Trouble replicating results in "multiple fields guide"

So, I decided to try out using multiple fields as input to get better results following this guide here

I run the exact same test setup as in the guide (although on Ubuntu 14.04 LTS instead of a Mac), running the exact same commands, on the exact same data with the exact same search_def.json files. I first ran the Basic swarm with one field here as the “control test” with a slightly higher error rate result of 2.1, which is fine.

Next, I followed the Multiple fields example 1 guide here. The predicted results were pretty good, my error score was a bit higher at 1.99% than the guide’s 0.88%, although the main problem had to do with the swarms assessment of the field contributions which were quite different.
The 1st time, I got these results, although I’ll ignore them assuming something went really wrong somewhere.

Field Contributions:

{   u'metric1': 0.0,
    u'metric2': 1.5404411210203293,
    u'metric3': -111.60297906162586,
    u'metric4': -119.64311053972988,
    u'metric5': -120.26278962342069}

the 2nd time,
Field Contributions:

{   u'metric1': 0.0,
    u'metric2': 20.773117774925623,
    u'metric3': -111.60297906162586,
    u'metric4': -155.41099945573757,
    u'metric5': -120.26278962342069}

The 3rd time,
Field Contributions:

{   u'metric1': 0.0,
    u'metric2': 18.53701573428193,
    u'metric3': -111.60297906162586,
    u'metric4': -165.92191109011168,
    u'metric5': -120.26278962342069}

Additionally, when I plotted the results on a graph, both the predictions and anomaly scores were more jittery than the plotted predictions and anomaly scores of the control test of Basic swarm with one field.
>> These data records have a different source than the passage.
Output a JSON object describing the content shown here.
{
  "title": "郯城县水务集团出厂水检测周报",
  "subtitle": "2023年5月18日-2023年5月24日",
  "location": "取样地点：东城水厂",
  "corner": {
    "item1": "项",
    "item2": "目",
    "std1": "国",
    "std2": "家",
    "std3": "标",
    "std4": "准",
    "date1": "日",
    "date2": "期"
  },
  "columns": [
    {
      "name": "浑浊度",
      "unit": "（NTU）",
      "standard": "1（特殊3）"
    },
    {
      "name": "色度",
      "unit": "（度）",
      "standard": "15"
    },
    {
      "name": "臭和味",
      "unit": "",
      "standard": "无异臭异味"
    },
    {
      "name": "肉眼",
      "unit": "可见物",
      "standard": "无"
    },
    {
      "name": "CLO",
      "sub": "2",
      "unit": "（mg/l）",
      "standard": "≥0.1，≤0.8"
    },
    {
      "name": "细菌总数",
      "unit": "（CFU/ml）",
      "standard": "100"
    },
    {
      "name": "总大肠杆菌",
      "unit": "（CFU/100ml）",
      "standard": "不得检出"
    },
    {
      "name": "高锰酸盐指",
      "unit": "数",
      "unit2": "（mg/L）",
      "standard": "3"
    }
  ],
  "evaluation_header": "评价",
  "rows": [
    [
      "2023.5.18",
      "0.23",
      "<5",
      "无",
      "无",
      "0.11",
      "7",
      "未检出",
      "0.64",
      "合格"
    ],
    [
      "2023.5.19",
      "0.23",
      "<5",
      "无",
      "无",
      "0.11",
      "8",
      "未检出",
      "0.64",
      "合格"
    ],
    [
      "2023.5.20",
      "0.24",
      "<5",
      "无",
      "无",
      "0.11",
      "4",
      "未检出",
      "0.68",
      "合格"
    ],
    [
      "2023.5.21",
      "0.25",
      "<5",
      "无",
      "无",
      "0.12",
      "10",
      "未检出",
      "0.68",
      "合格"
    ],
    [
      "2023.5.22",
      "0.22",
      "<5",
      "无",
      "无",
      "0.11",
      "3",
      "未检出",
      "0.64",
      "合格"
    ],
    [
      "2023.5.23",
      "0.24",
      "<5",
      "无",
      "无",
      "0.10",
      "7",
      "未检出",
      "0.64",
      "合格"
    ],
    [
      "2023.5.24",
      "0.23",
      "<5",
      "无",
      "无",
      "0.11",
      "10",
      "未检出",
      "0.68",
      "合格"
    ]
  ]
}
This is something that I’ve experienced multiple times on my own data sets. Even though the swarm says that certain other fields contributed to a lower error score than without those fields, the resultant predictions and anomaly scores were always more jittery or simply worse.

I also ran the Multiple fields 3 example, and here my results were much closer to the guide’s, with a near identical error rate of 3.87% and somewhat similar field contributions

Field Contributions:

{   u'metric1': 1.478597204035958,
    u'metric2': 2.9664000399750816,
    u'metric3': -3.73566779252196,
    u'metric4': 95.38232870409723,
    u'metric5': 0.0}

My guess is that since the guide was created 2 years ago, the swarm’s implementation has changed which results in the divergence of results compared to the guide. However as the guide explains, metric2 should have helped out metric1 about twice as much as my results indicate. I’m really surprised as to why the predictions and anomaly scores are worse off then without the contributed fields’ help though. Could someone please confirm or deny these “findings”?

2 Likes

Sorry I haven’t responded. I bookmarked this post and then forgot about it.

I don’t think the swarming implementation has changed since we open sourced in 2013. I’m going to try to look into this on Tuesday.

No problem Matt, I know that you’re busy :slight_smile: appreciate that you’re looking into it.

@Setus Thanks for this post. Sorry for the delay but I’ve been able to replicate your finding, which is troubling. I suspect you are right - something has changed in between. Although the swarming implementation hasn’t changed, I know there were some changes to the Spatial Pooler initialization a while ago. There might be something else as well. It will take a little longer to figure out.

I think this NuPIC issue is very related:

2 Likes

Thank you for replying :smile: Glad to hear that you were able to replicate my finding, despite the implications. Ok I see, changes in certain parts of the system were inevitable with time and progress, so it only makes sense that the swarming algorithm would have to be eventually updated accordingly. It’s fine, I’m in no particular hurry.